Reference numeral 7 indicates a wafer used as an object to be processed, which is formed of a material such as silicon, or germanium. The material for the wafer 7 may also be silicon carbide, gallium arsenide or the like in addition to the above. However, the material is not limited to the above examples if other materials available as semiconductor materials are used.
Reference numeral 8 indicates a stage which is attached to a post 9 and stored within the chamber 1. Further, the stage 8 has the wafer 7 placed thereon and fixed thereto to perform its positioning.
Reference numeral 10 indicates a cooling system which is connected to a cooling pipe 11 for cooling the stage 8. A coolant such as water or ethylene glycol introduced into the cooling pipe 11 circulates in the stage 8.
Reference numeral 12 indicates an exhaust chamber, which is connected to an unillustrated vacuum pump and adjusts the degree of vacuum in the chamber 1 by controlling the degree of opening of a valve 13 provided within the exhaust chamber 12.

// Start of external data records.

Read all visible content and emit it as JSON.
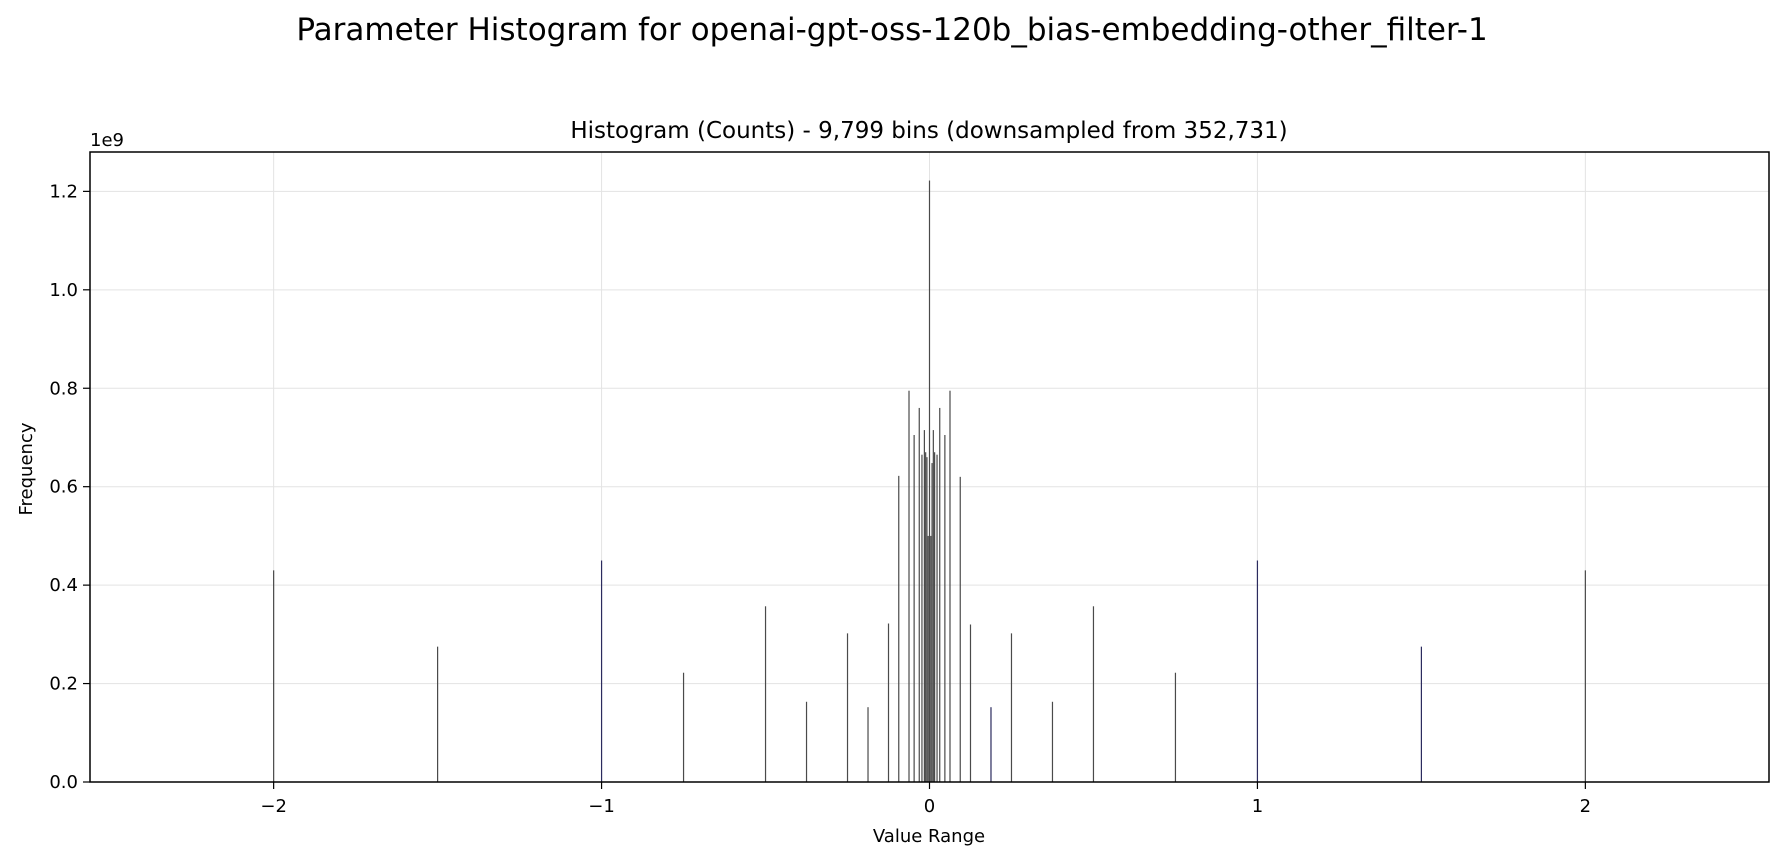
{
  "figure": {
    "suptitle": "Parameter Histogram for openai-gpt-oss-120b_bias-embedding-other_filter-1"
  },
  "chart_data": {
    "type": "bar",
    "title": "Histogram (Counts) - 9,799 bins (downsampled from 352,731)",
    "xlabel": "Value Range",
    "ylabel": "Frequency",
    "y_offset_label": "1e9",
    "xlim": [
      -2.56,
      2.56
    ],
    "ylim": [
      0,
      1.28
    ],
    "x_ticks": [
      -2,
      -1,
      0,
      1,
      2
    ],
    "x_tick_labels": [
      "−2",
      "−1",
      "0",
      "1",
      "2"
    ],
    "y_ticks": [
      0.0,
      0.2,
      0.4,
      0.6,
      0.8,
      1.0,
      1.2
    ],
    "y_tick_labels": [
      "0.0",
      "0.2",
      "0.4",
      "0.6",
      "0.8",
      "1.0",
      "1.2"
    ],
    "grid": true,
    "bar_color": "#4a4a4a",
    "accent_bar_color": "#2b2b5e",
    "y_unit": "1e9 counts",
    "bins": [
      {
        "x": -2.0,
        "y": 0.43
      },
      {
        "x": -1.5,
        "y": 0.275
      },
      {
        "x": -1.0,
        "y": 0.45
      },
      {
        "x": -0.75,
        "y": 0.222
      },
      {
        "x": -0.5,
        "y": 0.357
      },
      {
        "x": -0.375,
        "y": 0.163
      },
      {
        "x": -0.25,
        "y": 0.302
      },
      {
        "x": -0.1875,
        "y": 0.152
      },
      {
        "x": -0.125,
        "y": 0.322
      },
      {
        "x": -0.09375,
        "y": 0.622
      },
      {
        "x": -0.0625,
        "y": 0.795
      },
      {
        "x": -0.046875,
        "y": 0.705
      },
      {
        "x": -0.03125,
        "y": 0.76
      },
      {
        "x": -0.023,
        "y": 0.665
      },
      {
        "x": -0.0156,
        "y": 0.715
      },
      {
        "x": -0.0117,
        "y": 0.67
      },
      {
        "x": -0.0078,
        "y": 0.66
      },
      {
        "x": -0.0039,
        "y": 0.5
      },
      {
        "x": 0.0,
        "y": 1.222
      },
      {
        "x": 0.0039,
        "y": 0.5
      },
      {
        "x": 0.0078,
        "y": 0.648
      },
      {
        "x": 0.0117,
        "y": 0.715
      },
      {
        "x": 0.0156,
        "y": 0.67
      },
      {
        "x": 0.023,
        "y": 0.665
      },
      {
        "x": 0.03125,
        "y": 0.76
      },
      {
        "x": 0.046875,
        "y": 0.705
      },
      {
        "x": 0.0625,
        "y": 0.795
      },
      {
        "x": 0.09375,
        "y": 0.62
      },
      {
        "x": 0.125,
        "y": 0.32
      },
      {
        "x": 0.1875,
        "y": 0.152
      },
      {
        "x": 0.25,
        "y": 0.302
      },
      {
        "x": 0.375,
        "y": 0.163
      },
      {
        "x": 0.5,
        "y": 0.357
      },
      {
        "x": 0.75,
        "y": 0.222
      },
      {
        "x": 1.0,
        "y": 0.45
      },
      {
        "x": 1.5,
        "y": 0.275
      },
      {
        "x": 2.0,
        "y": 0.43
      }
    ]
  }
}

When silicon (Si) is used as the wafer 7 and an oxide film is produced by a CVD method using vacuum ultraviolet light under the above configuration, the light source 3 is used as a xenon (Xe2) excimer lamp and applies vacuum ultraviolet light therefrom. A material gas composed of TEOS and oxygen (O2) used as the additive gas is supplied to within the chamber 1 through the gas supply pipe 6 at a predetermined flow rate and sucked by the unillustrated vacuum pump through the exhaust chamber 12. The valve 13 is then adjusted to keep the pressure in the chamber 1 at a predetermined degree of vacuum.

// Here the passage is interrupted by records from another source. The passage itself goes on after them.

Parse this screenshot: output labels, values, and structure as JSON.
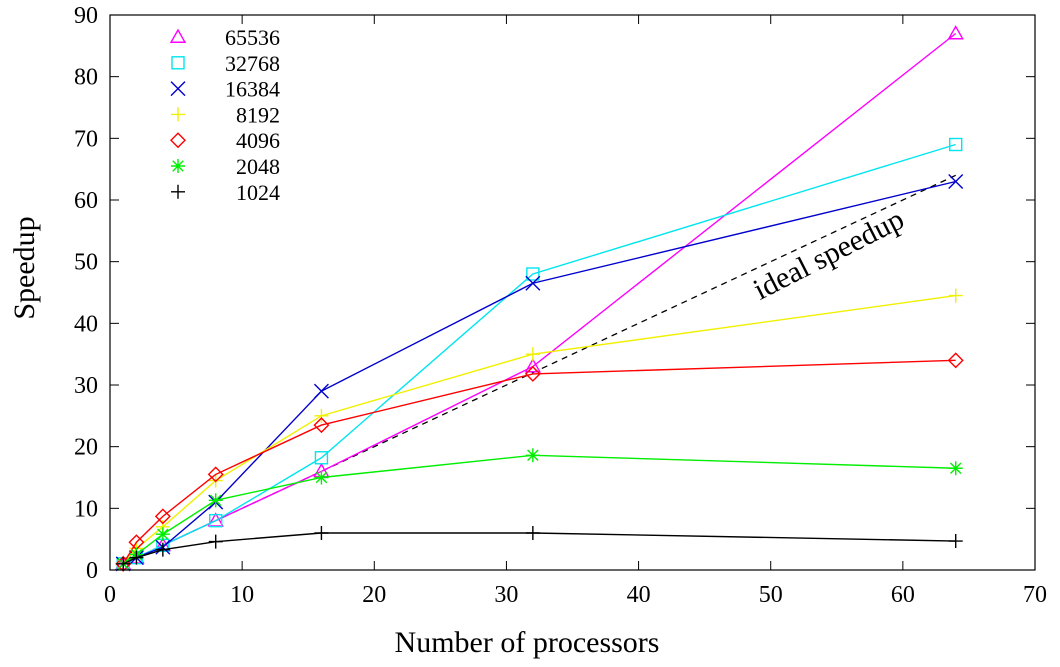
{
  "chart_data": {
    "type": "line",
    "title": "",
    "xlabel": "Number of processors",
    "ylabel": "Speedup",
    "xlim": [
      0,
      70
    ],
    "ylim": [
      0,
      90
    ],
    "xticks": [
      0,
      10,
      20,
      30,
      40,
      50,
      60,
      70
    ],
    "yticks": [
      0,
      10,
      20,
      30,
      40,
      50,
      60,
      70,
      80,
      90
    ],
    "grid": false,
    "legend_position": "top-left",
    "annotation": "ideal speedup",
    "ideal_line": {
      "x": [
        1,
        64
      ],
      "y": [
        1,
        64
      ],
      "style": "dashed",
      "color": "#000000"
    },
    "series": [
      {
        "name": "65536",
        "color": "#ff00ff",
        "marker": "triangle",
        "x": [
          1,
          2,
          4,
          8,
          16,
          32,
          64
        ],
        "y": [
          1,
          2,
          4,
          8,
          16,
          33,
          87
        ]
      },
      {
        "name": "32768",
        "color": "#00e5ee",
        "marker": "square",
        "x": [
          1,
          2,
          4,
          8,
          16,
          32,
          64
        ],
        "y": [
          1,
          2,
          4,
          8,
          18.2,
          48,
          69
        ]
      },
      {
        "name": "16384",
        "color": "#0000cd",
        "marker": "x",
        "x": [
          1,
          2,
          4,
          8,
          16,
          32,
          64
        ],
        "y": [
          1,
          2,
          3.7,
          11,
          29,
          46.5,
          63
        ]
      },
      {
        "name": "8192",
        "color": "#f0f000",
        "marker": "plus",
        "x": [
          1,
          2,
          4,
          8,
          16,
          32,
          64
        ],
        "y": [
          1,
          3.5,
          7,
          14.5,
          25,
          35,
          44.5
        ]
      },
      {
        "name": "4096",
        "color": "#ff0000",
        "marker": "diamond",
        "x": [
          1,
          2,
          4,
          8,
          16,
          32,
          64
        ],
        "y": [
          1,
          4.5,
          8.7,
          15.5,
          23.5,
          31.8,
          34
        ]
      },
      {
        "name": "2048",
        "color": "#00ee00",
        "marker": "star",
        "x": [
          1,
          2,
          4,
          8,
          16,
          32,
          64
        ],
        "y": [
          1,
          2.5,
          5.8,
          11.3,
          15,
          18.6,
          16.5
        ]
      },
      {
        "name": "1024",
        "color": "#000000",
        "marker": "plus",
        "x": [
          1,
          2,
          4,
          8,
          16,
          32,
          64
        ],
        "y": [
          1,
          2,
          3.3,
          4.6,
          6,
          6,
          4.7
        ]
      }
    ]
  }
}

Since, at this time, the temperature of the wafer 7 rises due to radiant heat of the light source 3, reaction heat of the material gas, or the like, the wafer 7 is cooled by the coolant introduced from the cooling system 10 through the cooling pipe 11 so as to be always kept at a suitable temperature, e.g., 25° C.
The above state is kept for a predetermined production time. Consequently, TEOS is decomposed at room temperature so that an oxide film such as a silicon dioxide (SiO2) film is grown on the wafer 7.

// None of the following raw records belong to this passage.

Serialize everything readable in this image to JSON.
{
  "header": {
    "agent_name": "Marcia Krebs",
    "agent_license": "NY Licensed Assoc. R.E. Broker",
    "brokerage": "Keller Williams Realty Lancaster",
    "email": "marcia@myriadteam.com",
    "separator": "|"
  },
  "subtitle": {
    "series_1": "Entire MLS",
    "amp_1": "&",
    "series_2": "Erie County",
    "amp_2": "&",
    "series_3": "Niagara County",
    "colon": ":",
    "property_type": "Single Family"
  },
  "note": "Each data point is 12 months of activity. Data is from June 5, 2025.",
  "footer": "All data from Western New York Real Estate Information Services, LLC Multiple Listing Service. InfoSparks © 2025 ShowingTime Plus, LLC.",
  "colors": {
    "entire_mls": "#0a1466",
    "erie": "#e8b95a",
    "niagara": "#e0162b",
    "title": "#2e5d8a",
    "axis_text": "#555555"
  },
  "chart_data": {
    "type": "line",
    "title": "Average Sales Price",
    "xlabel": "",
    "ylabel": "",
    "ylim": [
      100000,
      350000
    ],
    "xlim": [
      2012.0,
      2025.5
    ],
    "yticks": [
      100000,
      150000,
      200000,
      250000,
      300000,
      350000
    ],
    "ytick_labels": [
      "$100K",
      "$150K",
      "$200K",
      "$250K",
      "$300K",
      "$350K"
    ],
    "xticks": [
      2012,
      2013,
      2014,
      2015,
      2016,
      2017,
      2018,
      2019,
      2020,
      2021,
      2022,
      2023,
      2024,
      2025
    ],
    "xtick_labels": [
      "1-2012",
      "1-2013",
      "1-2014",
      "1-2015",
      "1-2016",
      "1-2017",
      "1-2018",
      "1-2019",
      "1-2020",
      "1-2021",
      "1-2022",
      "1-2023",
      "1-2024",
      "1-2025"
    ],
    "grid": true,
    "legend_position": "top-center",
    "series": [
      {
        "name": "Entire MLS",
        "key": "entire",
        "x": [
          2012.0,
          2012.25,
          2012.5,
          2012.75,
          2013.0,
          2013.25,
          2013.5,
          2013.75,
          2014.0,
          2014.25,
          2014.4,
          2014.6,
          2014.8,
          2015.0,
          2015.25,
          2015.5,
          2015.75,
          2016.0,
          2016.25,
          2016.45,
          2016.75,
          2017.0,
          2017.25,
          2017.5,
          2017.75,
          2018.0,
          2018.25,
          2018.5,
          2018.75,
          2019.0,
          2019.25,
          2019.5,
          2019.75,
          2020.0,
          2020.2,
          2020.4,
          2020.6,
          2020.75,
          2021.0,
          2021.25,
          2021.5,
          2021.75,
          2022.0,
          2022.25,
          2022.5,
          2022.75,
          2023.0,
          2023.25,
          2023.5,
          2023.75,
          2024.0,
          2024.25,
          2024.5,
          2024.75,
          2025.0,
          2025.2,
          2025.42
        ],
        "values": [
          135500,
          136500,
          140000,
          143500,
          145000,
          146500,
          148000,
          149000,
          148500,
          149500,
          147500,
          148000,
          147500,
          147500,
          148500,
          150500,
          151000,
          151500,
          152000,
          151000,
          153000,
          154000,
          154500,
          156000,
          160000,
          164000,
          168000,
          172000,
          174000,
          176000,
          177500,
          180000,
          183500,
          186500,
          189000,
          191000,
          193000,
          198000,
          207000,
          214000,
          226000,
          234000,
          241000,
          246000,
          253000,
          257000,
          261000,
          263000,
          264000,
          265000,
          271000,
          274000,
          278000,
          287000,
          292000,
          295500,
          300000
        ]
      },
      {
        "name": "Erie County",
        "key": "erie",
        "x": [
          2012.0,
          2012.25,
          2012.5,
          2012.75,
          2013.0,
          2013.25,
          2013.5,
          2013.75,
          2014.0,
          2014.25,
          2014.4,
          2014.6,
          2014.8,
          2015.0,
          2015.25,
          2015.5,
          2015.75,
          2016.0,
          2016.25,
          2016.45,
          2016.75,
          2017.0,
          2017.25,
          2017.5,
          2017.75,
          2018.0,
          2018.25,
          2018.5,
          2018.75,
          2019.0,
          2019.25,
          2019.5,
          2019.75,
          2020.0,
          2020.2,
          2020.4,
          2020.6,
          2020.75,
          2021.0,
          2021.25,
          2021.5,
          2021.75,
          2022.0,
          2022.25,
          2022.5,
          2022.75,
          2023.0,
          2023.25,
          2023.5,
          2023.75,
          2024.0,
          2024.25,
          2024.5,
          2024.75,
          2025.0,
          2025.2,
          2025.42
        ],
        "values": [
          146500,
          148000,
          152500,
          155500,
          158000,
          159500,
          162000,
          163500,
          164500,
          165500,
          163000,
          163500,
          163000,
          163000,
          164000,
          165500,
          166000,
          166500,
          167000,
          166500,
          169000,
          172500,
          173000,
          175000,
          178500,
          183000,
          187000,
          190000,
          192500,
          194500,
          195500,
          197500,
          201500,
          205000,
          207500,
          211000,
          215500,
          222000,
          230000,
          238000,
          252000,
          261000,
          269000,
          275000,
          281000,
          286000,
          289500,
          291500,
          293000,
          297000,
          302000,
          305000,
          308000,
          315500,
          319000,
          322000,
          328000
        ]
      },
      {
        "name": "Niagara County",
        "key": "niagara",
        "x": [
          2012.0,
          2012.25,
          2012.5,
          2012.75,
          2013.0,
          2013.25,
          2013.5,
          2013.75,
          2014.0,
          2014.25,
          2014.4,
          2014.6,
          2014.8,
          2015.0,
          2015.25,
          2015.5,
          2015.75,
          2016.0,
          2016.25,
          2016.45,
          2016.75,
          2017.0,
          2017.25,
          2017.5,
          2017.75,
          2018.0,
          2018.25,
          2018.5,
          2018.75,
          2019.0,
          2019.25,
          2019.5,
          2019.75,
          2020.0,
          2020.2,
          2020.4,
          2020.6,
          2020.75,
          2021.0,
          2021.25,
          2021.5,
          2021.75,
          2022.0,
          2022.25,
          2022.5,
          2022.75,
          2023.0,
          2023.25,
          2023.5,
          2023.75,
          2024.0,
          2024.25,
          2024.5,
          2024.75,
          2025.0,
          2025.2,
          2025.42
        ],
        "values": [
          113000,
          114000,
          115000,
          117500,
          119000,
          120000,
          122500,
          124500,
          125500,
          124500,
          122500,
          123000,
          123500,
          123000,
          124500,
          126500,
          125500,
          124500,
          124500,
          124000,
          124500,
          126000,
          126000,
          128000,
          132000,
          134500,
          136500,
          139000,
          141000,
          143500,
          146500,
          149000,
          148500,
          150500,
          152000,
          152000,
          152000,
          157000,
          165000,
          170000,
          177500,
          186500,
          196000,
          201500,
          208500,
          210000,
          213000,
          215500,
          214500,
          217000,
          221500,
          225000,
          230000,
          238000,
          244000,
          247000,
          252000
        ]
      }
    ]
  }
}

In the above-described related art, however, the film is formed not only on the wafer 7 but also on the transparent plate 2. Thus, fogging occurs in the transparent plate 2, so that the transmission of the vacuum ultraviolet light is inhibited.
Therefore, a problem arises in that the rate of production of the film on the wafer 7 is degraded and the thickness of the film varies between respective deposition operations, thereby destabilizing the quality of the film thickness between individuals.
Also a problem arises in that the stabilization of the quality of the film thickness needs to increase the frequency of replacement of the transparent plate 2 with another, and production lines must be stopped frequently for its replacement, thereby degrading production efficiency.
Further, since a step is formed between the transparent plate 2 for allowing the vacuum ultraviolet light to pass therethrough and the top plate 5 of the chamber 1 and shaped in a downwardly-extending convex form, the distribution of concentration of the material gas between the transparent plate 2 and the wafer 7 becomes ununiform.
As a result, a problem arises in that the film produced on the wafer 7 results in a distribution state in which the center thereof is thick and its peripheral portion is thin, thus impairing in-plane thickness uniformity. Further, a problem arises in that a product yield of each semiconductor fabricated from one wafer 7 is degraded so that production efficiency is decreased. This phenomenon noticeably appears as the distance between the transparent plate 2 and the wafer 7 approaches or decreases.